Akademisi IAIN Cirebon Bedah RUU Cipta Kerja Melalui Seminar Nasional Online
FOKUS CIREBON, FC - Melalui seminar wabinar bertema RUU Cipta Kerja, Antara Kesejahteraan Buruh, Penguatan UMKM dan Ekonomi Umat, sejumlah akademisi IAIN Syekh Nurjati Cirebon angkat bicara.
Mereka mendiskusikan secara online soal Rancangan Undang-Undang (RUU) Cipta Kerja yang dinilai masih kontroversial.
Pandangan para akademisi ini lebih ditajamkan pada pasa-pasal karet yang dianggap tidak pro terhadap pemenuhan hak pegawai, Selasa (29/9/2020).
Seminar yang dipandu Wakil Dekan FUAD, Dr Arief Rachman MSi itu pun diikuti peserta mulai dari dosen, mahasiswa, aktivis sosial hingga pelaku UMKM.

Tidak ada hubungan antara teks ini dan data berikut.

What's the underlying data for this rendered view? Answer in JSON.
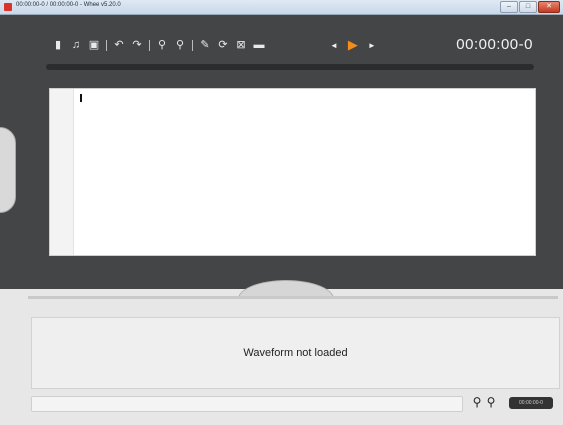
{
  "window": {
    "title": "00:00:00-0 / 00:00:00-0 - Whee v5.20.0",
    "min_glyph": "–",
    "max_glyph": "□",
    "close_glyph": "✕"
  },
  "toolbar": {
    "icons": [
      {
        "name": "new-file-icon",
        "glyph": "▮"
      },
      {
        "name": "music-note-icon",
        "glyph": "♫"
      },
      {
        "name": "save-icon",
        "glyph": "▣"
      },
      {
        "name": "undo-icon",
        "glyph": "↶"
      },
      {
        "name": "redo-icon",
        "glyph": "↷"
      },
      {
        "name": "zoom-in-icon",
        "glyph": "⚲"
      },
      {
        "name": "zoom-out-icon",
        "glyph": "⚲"
      },
      {
        "name": "wand-icon",
        "glyph": "✎"
      },
      {
        "name": "refresh-icon",
        "glyph": "⟳"
      },
      {
        "name": "close-box-icon",
        "glyph": "⊠"
      },
      {
        "name": "keyboard-icon",
        "glyph": "▬"
      }
    ],
    "nav": {
      "prev_glyph": "◄",
      "play_glyph": "▶",
      "next_glyph": "►"
    }
  },
  "player": {
    "time": "00:00:00-0"
  },
  "waveform": {
    "message": "Waveform not loaded"
  },
  "bottom": {
    "zoom_in_glyph": "⚲",
    "zoom_out_glyph": "⚲",
    "time_badge": "00:00:00-0"
  },
  "colors": {
    "accent_play": "#f28c1a",
    "editor_bg": "#444546"
  }
}
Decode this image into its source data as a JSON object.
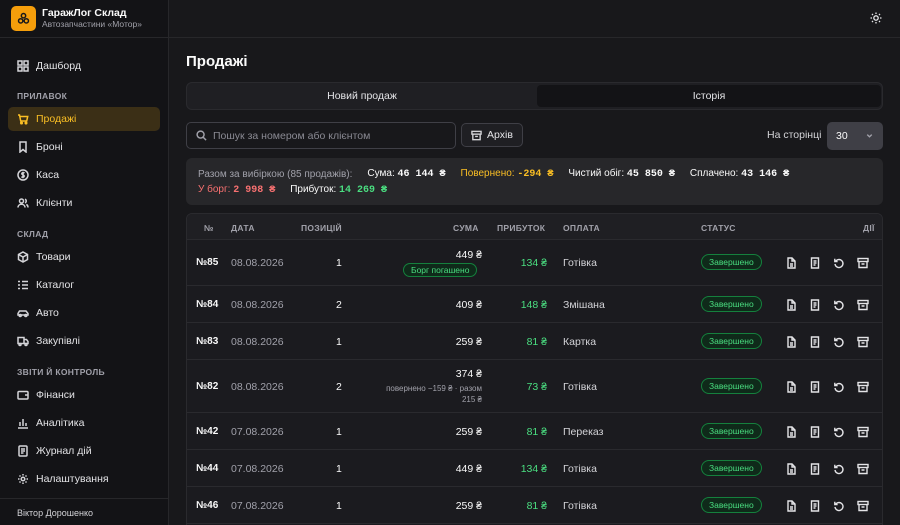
{
  "app": {
    "title": "ГаражЛог Склад",
    "subtitle": "Автозапчастини «Мотор»"
  },
  "sidebar": {
    "dashboard": "Дашборд",
    "sections": {
      "counter": "ПРИЛАВОК",
      "warehouse": "СКЛАД",
      "reports": "ЗВІТИ Й КОНТРОЛЬ"
    },
    "items": {
      "sales": "Продажі",
      "reservations": "Броні",
      "cash": "Каса",
      "clients": "Клієнти",
      "goods": "Товари",
      "catalog": "Каталог",
      "auto": "Авто",
      "purchases": "Закупівлі",
      "finance": "Фінанси",
      "analytics": "Аналітика",
      "journal": "Журнал дій",
      "settings": "Налаштування"
    },
    "user": "Віктор Дорошенко"
  },
  "page": {
    "title": "Продажі"
  },
  "tabs": {
    "new_sale": "Новий продаж",
    "history": "Історія"
  },
  "toolbar": {
    "search_placeholder": "Пошук за номером або клієнтом",
    "archive": "Архів",
    "per_page_label": "На сторінці",
    "per_page_value": "30"
  },
  "summary": {
    "label": "Разом за вибіркою (85 продажів):",
    "sum_label": "Сума:",
    "sum_value": "46 144 ₴",
    "returned_label": "Повернено:",
    "returned_value": "-294 ₴",
    "net_label": "Чистий обіг:",
    "net_value": "45 850 ₴",
    "paid_label": "Сплачено:",
    "paid_value": "43 146 ₴",
    "debt_label": "У борг:",
    "debt_value": "2 998 ₴",
    "profit_label": "Прибуток:",
    "profit_value": "14 269 ₴"
  },
  "table": {
    "headers": {
      "num": "№",
      "date": "ДАТА",
      "positions": "ПОЗИЦІЙ",
      "sum": "СУМА",
      "profit": "ПРИБУТОК",
      "payment": "ОПЛАТА",
      "status": "СТАТУС",
      "actions": "ДІЇ"
    },
    "rows": [
      {
        "num": "№85",
        "date": "08.08.2026",
        "positions": "1",
        "sum": "449 ₴",
        "badge": "Борг погашено",
        "profit": "134 ₴",
        "payment": "Готівка",
        "status": "Завершено"
      },
      {
        "num": "№84",
        "date": "08.08.2026",
        "positions": "2",
        "sum": "409 ₴",
        "profit": "148 ₴",
        "payment": "Змішана",
        "status": "Завершено"
      },
      {
        "num": "№83",
        "date": "08.08.2026",
        "positions": "1",
        "sum": "259 ₴",
        "profit": "81 ₴",
        "payment": "Картка",
        "status": "Завершено"
      },
      {
        "num": "№82",
        "date": "08.08.2026",
        "positions": "2",
        "sum": "374 ₴",
        "note1": "повернено −159 ₴ · разом",
        "note2": "215 ₴",
        "profit": "73 ₴",
        "payment": "Готівка",
        "status": "Завершено"
      },
      {
        "num": "№42",
        "date": "07.08.2026",
        "positions": "1",
        "sum": "259 ₴",
        "profit": "81 ₴",
        "payment": "Переказ",
        "status": "Завершено"
      },
      {
        "num": "№44",
        "date": "07.08.2026",
        "positions": "1",
        "sum": "449 ₴",
        "profit": "134 ₴",
        "payment": "Готівка",
        "status": "Завершено"
      },
      {
        "num": "№46",
        "date": "07.08.2026",
        "positions": "1",
        "sum": "259 ₴",
        "profit": "81 ₴",
        "payment": "Готівка",
        "status": "Завершено"
      }
    ]
  },
  "icons": {
    "logo": "hexagon-logo-icon",
    "theme": "sun-icon",
    "search": "search-icon",
    "archive": "archive-box-icon",
    "row_actions": [
      "document-icon",
      "receipt-icon",
      "return-icon",
      "archive-icon"
    ]
  },
  "colors": {
    "accent": "#f59e0b",
    "success": "#4ade80",
    "danger": "#f87171"
  }
}
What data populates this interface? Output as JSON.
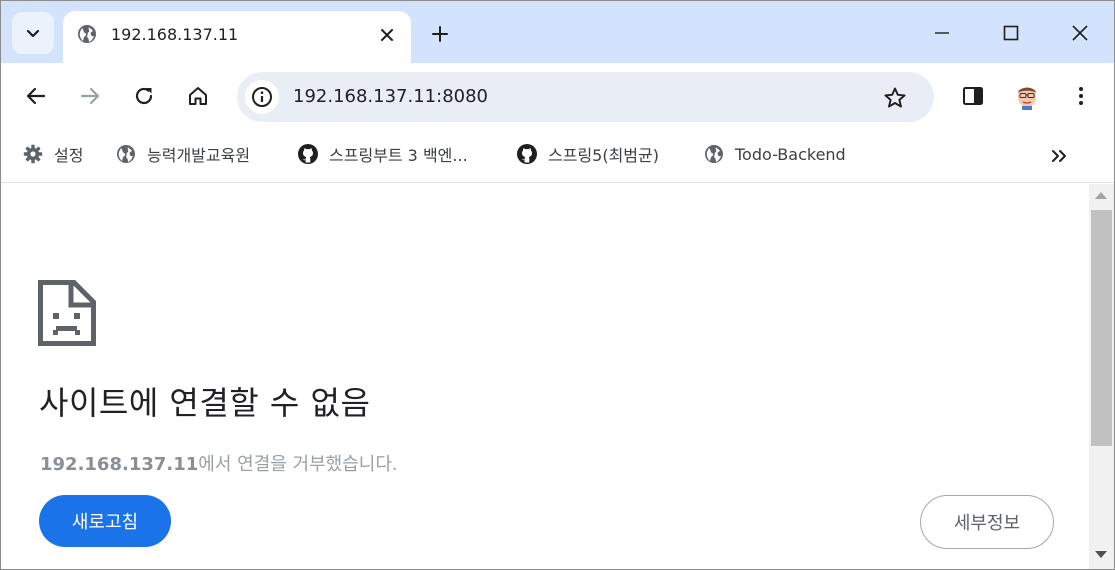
{
  "tab": {
    "title": "192.168.137.11",
    "favicon": "globe-icon"
  },
  "toolbar": {
    "url": "192.168.137.11:8080"
  },
  "bookmarks": [
    {
      "label": "설정",
      "icon": "gear-icon"
    },
    {
      "label": "능력개발교육원",
      "icon": "globe-icon"
    },
    {
      "label": "스프링부트 3 백엔...",
      "icon": "github-icon"
    },
    {
      "label": "스프링5(최범균)",
      "icon": "github-icon"
    },
    {
      "label": "Todo-Backend",
      "icon": "globe-icon"
    }
  ],
  "error": {
    "title": "사이트에 연결할 수 없음",
    "host": "192.168.137.11",
    "message": "에서 연결을 거부했습니다.",
    "reload_label": "새로고침",
    "details_label": "세부정보"
  },
  "colors": {
    "tabstrip": "#d3e3fd",
    "primary_button": "#1a73e8",
    "omnibox": "#e9eef6"
  }
}
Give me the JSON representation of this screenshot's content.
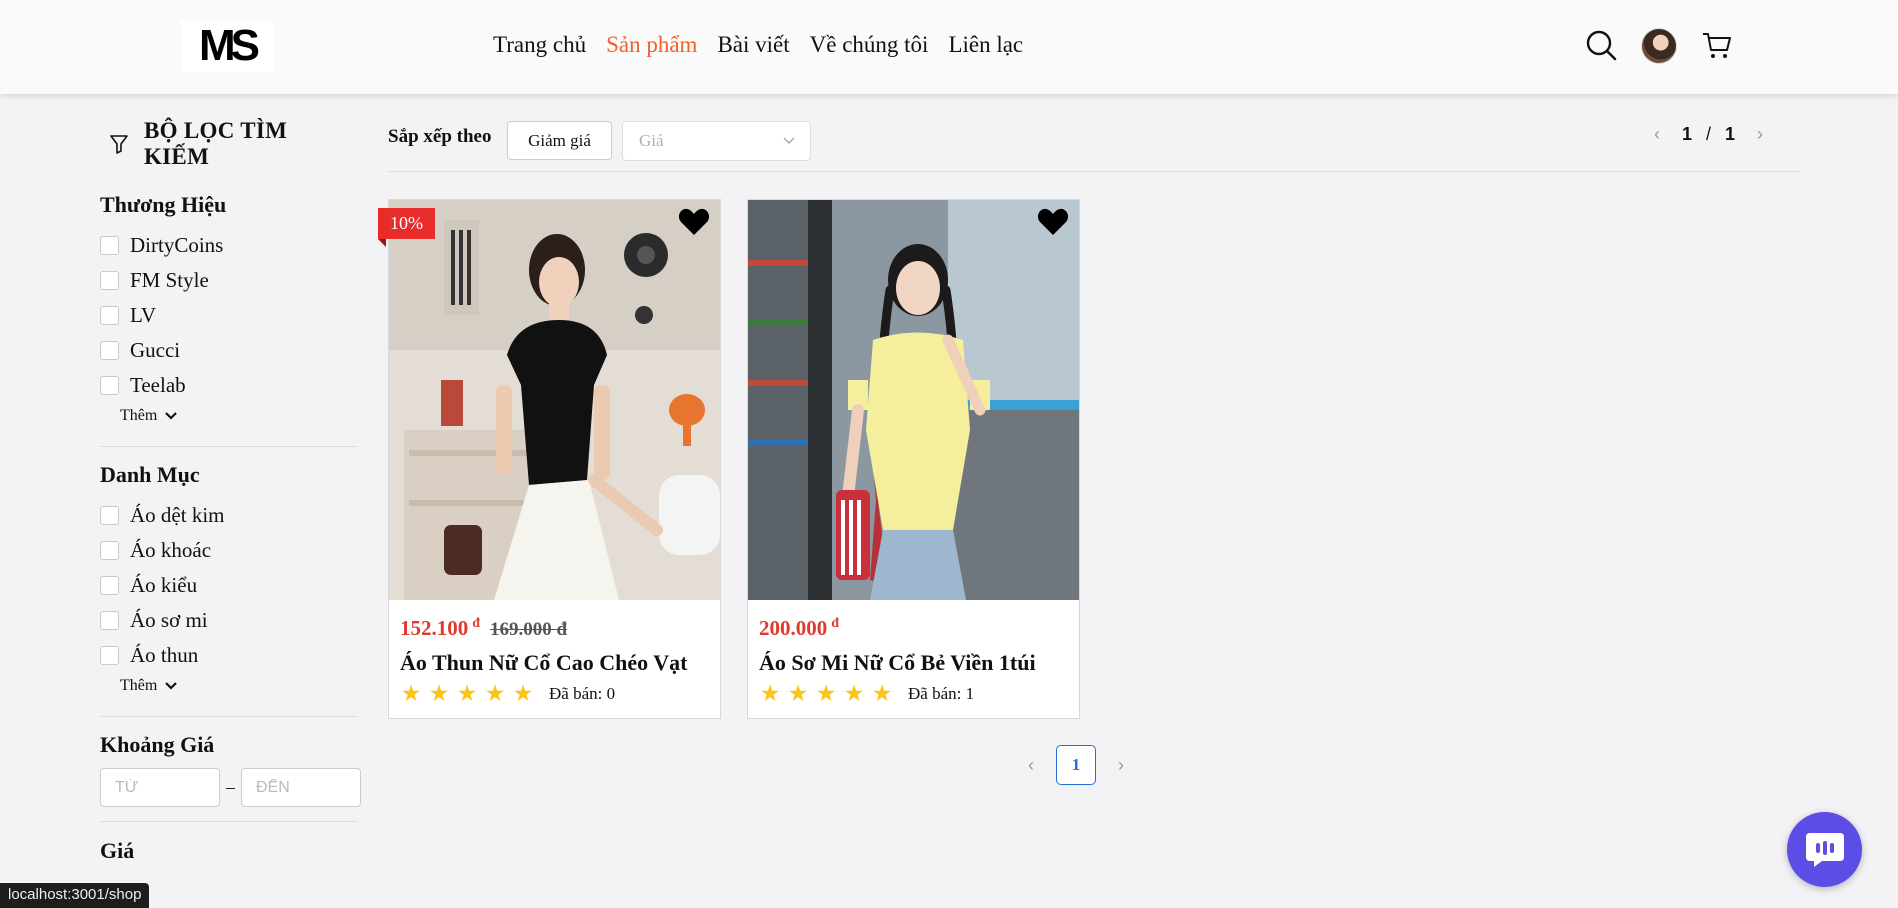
{
  "header": {
    "logo_text": "MS",
    "nav": [
      {
        "label": "Trang chủ",
        "active": false
      },
      {
        "label": "Sản phẩm",
        "active": true
      },
      {
        "label": "Bài viết",
        "active": false
      },
      {
        "label": "Về chúng tôi",
        "active": false
      },
      {
        "label": "Liên lạc",
        "active": false
      }
    ],
    "icons": [
      "search-icon",
      "avatar",
      "cart-icon"
    ],
    "accent_color": "#f0622b"
  },
  "sidebar": {
    "filter_title": "BỘ LỌC TÌM KIẾM",
    "brand": {
      "title": "Thương Hiệu",
      "options": [
        "DirtyCoins",
        "FM Style",
        "LV",
        "Gucci",
        "Teelab"
      ],
      "more_label": "Thêm"
    },
    "category": {
      "title": "Danh Mục",
      "options": [
        "Áo dệt kim",
        "Áo khoác",
        "Áo kiểu",
        "Áo sơ mi",
        "Áo thun"
      ],
      "more_label": "Thêm"
    },
    "price_range": {
      "title": "Khoảng Giá",
      "from_placeholder": "TỪ",
      "separator": "–",
      "to_placeholder": "ĐẾN"
    },
    "next_section_partial": "Giá"
  },
  "sort": {
    "label": "Sắp xếp theo",
    "discount_button": "Giảm giá",
    "price_select_placeholder": "Giá"
  },
  "pager_top": {
    "current": "1",
    "separator": "/",
    "total": "1"
  },
  "products": [
    {
      "discount_badge": "10%",
      "price": "152.100",
      "currency": "đ",
      "old_price": "169.000 đ",
      "name": "Áo Thun Nữ Cổ Cao Chéo Vạt",
      "rating": 5,
      "sold": "Đã bán: 0"
    },
    {
      "discount_badge": "",
      "price": "200.000",
      "currency": "đ",
      "old_price": "",
      "name": "Áo Sơ Mi Nữ Cổ Bẻ Viền 1túi",
      "rating": 5,
      "sold": "Đã bán: 1"
    }
  ],
  "pager_bottom": {
    "current": "1"
  },
  "status_url": "localhost:3001/shop",
  "colors": {
    "price_red": "#e0392d",
    "star": "#fcc419",
    "badge": "#e82c2c",
    "chat": "#5b4de6",
    "page_active": "#1e6fd9"
  }
}
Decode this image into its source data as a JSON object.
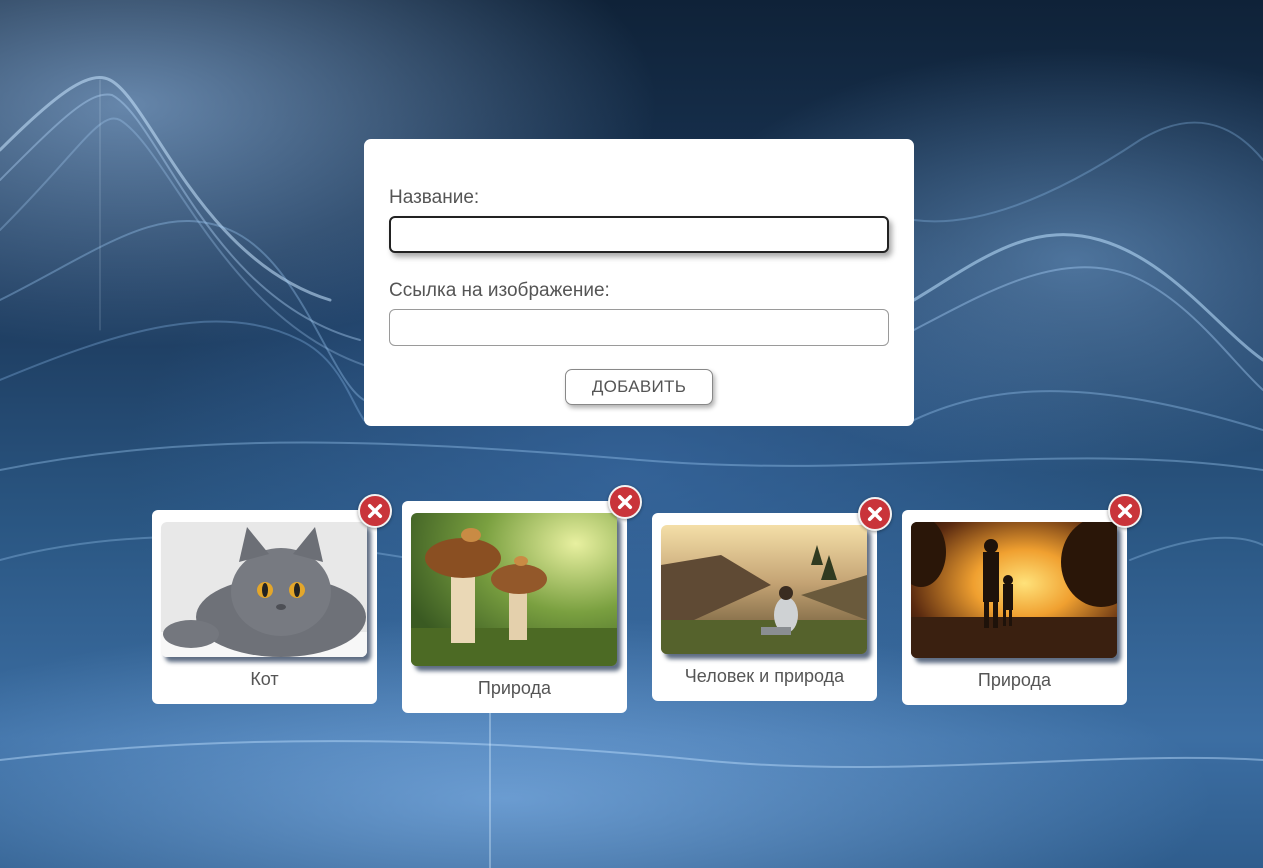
{
  "form": {
    "title_label": "Название:",
    "title_value": "",
    "link_label": "Ссылка на изображение:",
    "link_value": "",
    "submit_label": "ДОБАВИТЬ"
  },
  "cards": [
    {
      "caption": "Кот",
      "image_icon": "cat-photo",
      "delete_icon": "close-icon"
    },
    {
      "caption": "Природа",
      "image_icon": "mushrooms-photo",
      "delete_icon": "close-icon"
    },
    {
      "caption": "Человек и природа",
      "image_icon": "mountain-view-photo",
      "delete_icon": "close-icon"
    },
    {
      "caption": "Природа",
      "image_icon": "sunset-walk-photo",
      "delete_icon": "close-icon"
    }
  ],
  "colors": {
    "delete_button": "#c9343a",
    "card_background": "#ffffff",
    "text": "#555555"
  }
}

Sedangkan Dekan FSEI. Dr H Aan Jaelani MAg dan Sekretaris LPPM, Dr H Ayus A Yusuf MSi sebagai pemateri.
Arief menjelaskan, muncul kekhawatiran di kalangan akademisi terkait sejumlah isi RUU Cipta Kerja yang dinilai bakal merugikan salah satu pihak. Dalam konteks ini ialah buruh atau pegawai.
Menurutnya, beberapa pasal dalam RUU ini berpotensi memangkas hak-hak buruh. Misalnya tidak ada pemberian pesangon bagi buruh yang diputus hubungan kerja.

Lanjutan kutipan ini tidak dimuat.